Bossiaea inundata
- Conservation status: Priority Two — Poorly Known Taxa (DEC)

Scientific classification
- Kingdom: Plantae
- Clade: Tracheophytes
- Clade: Angiosperms
- Clade: Eudicots
- Clade: Rosids
- Order: Fabales
- Family: Fabaceae
- Subfamily: Faboideae
- Genus: Bossiaea
- Species: B. inundata
- Binomial name: Bossiaea inundata J.H.Ross

= Bossiaea inundata =

- Genus: Bossiaea
- Species: inundata
- Authority: J.H.Ross
- Conservation status: P2

Species of legume

Bossiaea inundata is a species of flowering plant in the family Fabaceae and is endemic to the Murchison River Gorge in Western Australia. It is a spreading, openly-branched shrub with oblong, elliptic or egg-shaped leaves with the narrower end towards the base, and deep yellow and red flowers.

==Description==
Bossiaea inundata is a spreading, openly-branched shrub that typically grows up to a height of up to 1 m high and has ridged stems and short side shoots ending in a sharp point. The leaves are oblong, elliptic or egg-shaped with the narrower end towards the base, 3–6 mm long and 1.2–2.0 mm wide on a petiole 0.3–0.9 mm long with tapering stipules 0.5–1.0 mm long at the base. The flowers are usually arranged singly or in small groups, often on short, spiny side branches, each flower on a pedicel 2–5 mm long. There is often only one bracts 0.8–1.1 mm long at the base of the pedicel. The five sepals are joined at the base forming a tube 2.3–3.5 mm long, the two upper lobes 0.7–1.2 mm long and the three lower lobes 0.5–0.8 mm long, with an oblong to egg-shaped bracteole 0.6–1.0 mm long on the pedicel. The standard petal is deep yellow with a reddish base and 7.8–9.0 mm long, the wings 7.0–7.6 mm long, and the keel is pinkish-red with a greenish base and 5.2–6.0 mm long. Flowering occurs from May to September.

==Taxonomy and naming==
Bossiaea inundata was first formally described in 2006 by James Henderson Ross in the journal Muelleria from specimens collected in the bed of the Murchison River upstream from the Ross Graham lookout in 1998. The specific epithet (inundata) refers to the habitat of this species that results in the plants sometimes being inundated.

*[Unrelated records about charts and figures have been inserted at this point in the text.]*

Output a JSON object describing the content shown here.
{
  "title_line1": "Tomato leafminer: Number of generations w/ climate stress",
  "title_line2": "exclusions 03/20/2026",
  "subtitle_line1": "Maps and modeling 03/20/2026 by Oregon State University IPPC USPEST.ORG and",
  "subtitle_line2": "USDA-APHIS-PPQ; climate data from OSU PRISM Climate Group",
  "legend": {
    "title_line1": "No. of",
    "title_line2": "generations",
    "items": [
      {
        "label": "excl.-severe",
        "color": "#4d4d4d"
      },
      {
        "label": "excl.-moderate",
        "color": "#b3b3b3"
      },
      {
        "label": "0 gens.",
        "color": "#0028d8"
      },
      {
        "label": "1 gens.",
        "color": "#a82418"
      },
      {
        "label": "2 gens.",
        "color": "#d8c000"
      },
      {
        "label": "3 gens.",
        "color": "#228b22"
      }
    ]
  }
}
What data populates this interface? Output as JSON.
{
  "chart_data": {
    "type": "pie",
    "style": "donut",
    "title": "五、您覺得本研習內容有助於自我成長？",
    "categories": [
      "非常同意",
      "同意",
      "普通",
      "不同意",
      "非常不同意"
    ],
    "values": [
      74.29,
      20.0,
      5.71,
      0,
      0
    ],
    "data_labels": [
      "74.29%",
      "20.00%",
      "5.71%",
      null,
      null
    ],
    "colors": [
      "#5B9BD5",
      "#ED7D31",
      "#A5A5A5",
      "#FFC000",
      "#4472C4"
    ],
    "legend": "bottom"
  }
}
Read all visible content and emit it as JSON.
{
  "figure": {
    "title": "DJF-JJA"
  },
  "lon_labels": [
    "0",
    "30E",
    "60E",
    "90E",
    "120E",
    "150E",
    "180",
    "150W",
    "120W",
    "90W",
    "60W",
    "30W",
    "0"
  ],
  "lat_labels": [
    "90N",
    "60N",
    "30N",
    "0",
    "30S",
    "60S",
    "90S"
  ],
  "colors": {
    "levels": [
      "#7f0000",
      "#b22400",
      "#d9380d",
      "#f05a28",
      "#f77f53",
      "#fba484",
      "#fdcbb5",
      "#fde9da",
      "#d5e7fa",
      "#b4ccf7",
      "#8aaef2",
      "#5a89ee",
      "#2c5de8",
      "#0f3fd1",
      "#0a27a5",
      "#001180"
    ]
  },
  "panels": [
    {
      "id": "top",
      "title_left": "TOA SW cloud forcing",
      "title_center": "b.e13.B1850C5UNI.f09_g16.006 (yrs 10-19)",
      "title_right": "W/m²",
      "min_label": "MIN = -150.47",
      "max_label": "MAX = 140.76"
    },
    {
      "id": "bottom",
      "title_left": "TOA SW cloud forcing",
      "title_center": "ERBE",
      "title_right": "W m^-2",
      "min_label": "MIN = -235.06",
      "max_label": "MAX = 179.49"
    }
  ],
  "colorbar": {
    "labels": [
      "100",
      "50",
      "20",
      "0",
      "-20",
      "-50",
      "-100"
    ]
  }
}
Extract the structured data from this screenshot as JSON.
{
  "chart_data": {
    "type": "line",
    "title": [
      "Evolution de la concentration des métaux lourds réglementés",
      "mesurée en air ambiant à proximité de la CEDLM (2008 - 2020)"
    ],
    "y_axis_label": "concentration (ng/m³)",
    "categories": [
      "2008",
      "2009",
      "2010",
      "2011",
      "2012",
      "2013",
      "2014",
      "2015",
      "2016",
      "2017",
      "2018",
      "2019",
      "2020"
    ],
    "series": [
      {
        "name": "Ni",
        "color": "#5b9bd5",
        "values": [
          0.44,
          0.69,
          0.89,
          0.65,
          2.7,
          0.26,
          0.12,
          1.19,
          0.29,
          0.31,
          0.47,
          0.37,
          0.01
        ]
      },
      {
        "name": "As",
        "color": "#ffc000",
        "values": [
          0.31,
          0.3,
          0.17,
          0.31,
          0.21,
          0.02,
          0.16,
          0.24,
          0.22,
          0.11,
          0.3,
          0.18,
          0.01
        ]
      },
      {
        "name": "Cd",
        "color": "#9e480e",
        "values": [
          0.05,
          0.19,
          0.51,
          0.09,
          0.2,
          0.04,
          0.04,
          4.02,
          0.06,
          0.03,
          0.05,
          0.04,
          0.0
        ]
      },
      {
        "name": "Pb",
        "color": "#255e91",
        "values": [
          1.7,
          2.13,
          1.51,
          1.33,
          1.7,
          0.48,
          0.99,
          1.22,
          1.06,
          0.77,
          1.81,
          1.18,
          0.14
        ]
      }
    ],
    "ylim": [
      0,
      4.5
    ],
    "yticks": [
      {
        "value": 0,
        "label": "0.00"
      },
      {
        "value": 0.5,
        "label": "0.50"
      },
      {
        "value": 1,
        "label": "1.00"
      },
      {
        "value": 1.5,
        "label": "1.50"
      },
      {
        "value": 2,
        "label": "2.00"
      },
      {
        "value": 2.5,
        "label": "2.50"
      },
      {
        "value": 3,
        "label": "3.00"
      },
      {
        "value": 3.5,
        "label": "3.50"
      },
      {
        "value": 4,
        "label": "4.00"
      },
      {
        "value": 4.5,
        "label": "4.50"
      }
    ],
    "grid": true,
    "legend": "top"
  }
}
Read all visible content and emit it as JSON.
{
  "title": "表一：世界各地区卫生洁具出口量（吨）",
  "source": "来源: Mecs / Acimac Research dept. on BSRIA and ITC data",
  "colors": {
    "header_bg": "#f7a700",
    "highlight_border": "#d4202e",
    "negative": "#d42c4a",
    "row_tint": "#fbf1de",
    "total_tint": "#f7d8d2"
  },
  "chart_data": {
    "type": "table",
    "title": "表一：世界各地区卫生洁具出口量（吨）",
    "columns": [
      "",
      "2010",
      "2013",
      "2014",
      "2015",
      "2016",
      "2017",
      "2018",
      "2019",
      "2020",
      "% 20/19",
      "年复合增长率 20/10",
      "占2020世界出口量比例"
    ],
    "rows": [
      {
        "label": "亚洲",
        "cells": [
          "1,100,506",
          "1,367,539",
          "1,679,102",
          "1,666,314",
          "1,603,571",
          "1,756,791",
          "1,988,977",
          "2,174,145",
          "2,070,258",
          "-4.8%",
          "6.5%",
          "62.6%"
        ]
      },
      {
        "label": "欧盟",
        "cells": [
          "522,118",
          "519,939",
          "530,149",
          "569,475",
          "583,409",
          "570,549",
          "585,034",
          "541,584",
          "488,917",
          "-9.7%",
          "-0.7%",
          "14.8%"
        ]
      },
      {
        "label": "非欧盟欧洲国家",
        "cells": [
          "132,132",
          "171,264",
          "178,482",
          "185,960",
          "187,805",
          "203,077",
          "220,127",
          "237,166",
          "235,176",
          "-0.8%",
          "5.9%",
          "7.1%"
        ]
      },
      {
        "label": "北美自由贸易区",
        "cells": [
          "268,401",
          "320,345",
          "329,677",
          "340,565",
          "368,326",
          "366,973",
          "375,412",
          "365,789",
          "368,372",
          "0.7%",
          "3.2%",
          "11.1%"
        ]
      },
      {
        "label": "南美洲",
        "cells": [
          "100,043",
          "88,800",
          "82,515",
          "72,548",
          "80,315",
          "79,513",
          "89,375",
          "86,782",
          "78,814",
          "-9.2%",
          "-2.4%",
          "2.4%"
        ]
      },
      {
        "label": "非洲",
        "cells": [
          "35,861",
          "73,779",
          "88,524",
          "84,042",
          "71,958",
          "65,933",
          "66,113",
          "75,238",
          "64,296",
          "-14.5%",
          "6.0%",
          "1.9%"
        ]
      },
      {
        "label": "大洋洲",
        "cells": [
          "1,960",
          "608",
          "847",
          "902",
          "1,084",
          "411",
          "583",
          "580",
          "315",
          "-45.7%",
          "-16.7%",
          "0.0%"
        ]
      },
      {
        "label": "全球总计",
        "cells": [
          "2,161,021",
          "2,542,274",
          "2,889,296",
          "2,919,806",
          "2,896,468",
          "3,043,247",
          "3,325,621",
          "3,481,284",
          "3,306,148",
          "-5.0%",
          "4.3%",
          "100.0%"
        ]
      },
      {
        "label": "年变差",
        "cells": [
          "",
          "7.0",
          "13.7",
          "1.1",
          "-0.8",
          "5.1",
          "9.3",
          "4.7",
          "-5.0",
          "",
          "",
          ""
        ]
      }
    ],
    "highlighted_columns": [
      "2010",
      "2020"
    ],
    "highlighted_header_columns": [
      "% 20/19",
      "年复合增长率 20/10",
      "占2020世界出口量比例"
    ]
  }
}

==Distribution and habitat==
This bossiaea grows in the bed and on the banks of the Murchison River in the Geraldton Sandplains biogeographic region in the west of Western Australia.

==Conservation status==
Bossiaea inundata is classified as "Priority Two" by the Western Australian Government Department of Parks and Wildlife meaning that it is poorly known and from only one or a few locations.